Within three months, Naomi was doing her first big shoot in America for British Elle – and on her way to becoming one of the most-wanted models of her generation.
She worked for designers such as Gianni Versace, Azzedine Alaia and Isaac Mizrahi before landing the first of what would be many covers of British Vogue in 1987.
It was the first time a black model had been on the magazine’s front since 1966. But while Naomi’s career thrived, her fame triggered a cocaine addiction and a number of assault charges.
She went to rehab in 1999 after a five-year addiction and later revealed she was first offered the drug at a concert.
“It made me feel invincible,” she recalled. “Like I could conquer the world. I was completely over-confident, but it’s all a misconception because when you wake up the next day it’s all gone and you feel awful.”
She kicked the habit and fully accepts responsibility for her past. Naomi has previously said: “I owned everything I did. Did I feel shame about certain things? Absolutely.

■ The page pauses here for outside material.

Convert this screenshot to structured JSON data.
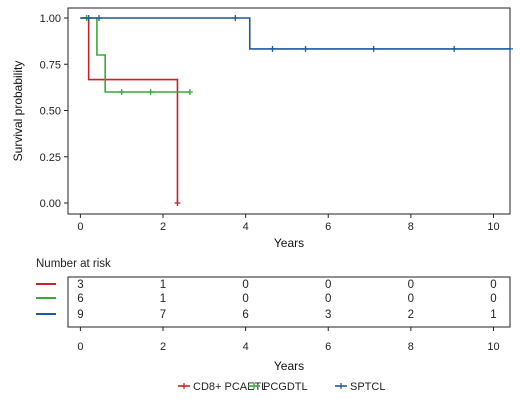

“I want to stay in the light. I don’t want to be in darkness. Mental health is something I care about a lot.”
Early romances included a year-long relationship with U2 bassist Adam Clayton in 1993 before a four-year on-off engagement to Formula One chief Flavio Briatore in the early noughties.
In 2008, she began a five-year relationship with Russian businessman Vladislav Doronin which ended in 2013.
Last year she was rumoured to have had a brief fling with Cheryl Cole’s ex, Liam Payne – 23 years her junior.
Recently, Naomi revealed she was “in love” -but not with anyone famous. She has never married, and says: “My heart is happy. I love a lot of people for different reasons.”
Last year, she said of her upcoming half-century: “I want to make sure I dance the night away, surrounded by people I love who have been with me through thick and thin.
“I just want us to be in a beautiful place I have chosen.”
Those plans may have changed – but even in lockdown Naomi will spend her birthday in a happy place and, as she said on her YouTube live series, “embracing the 50!”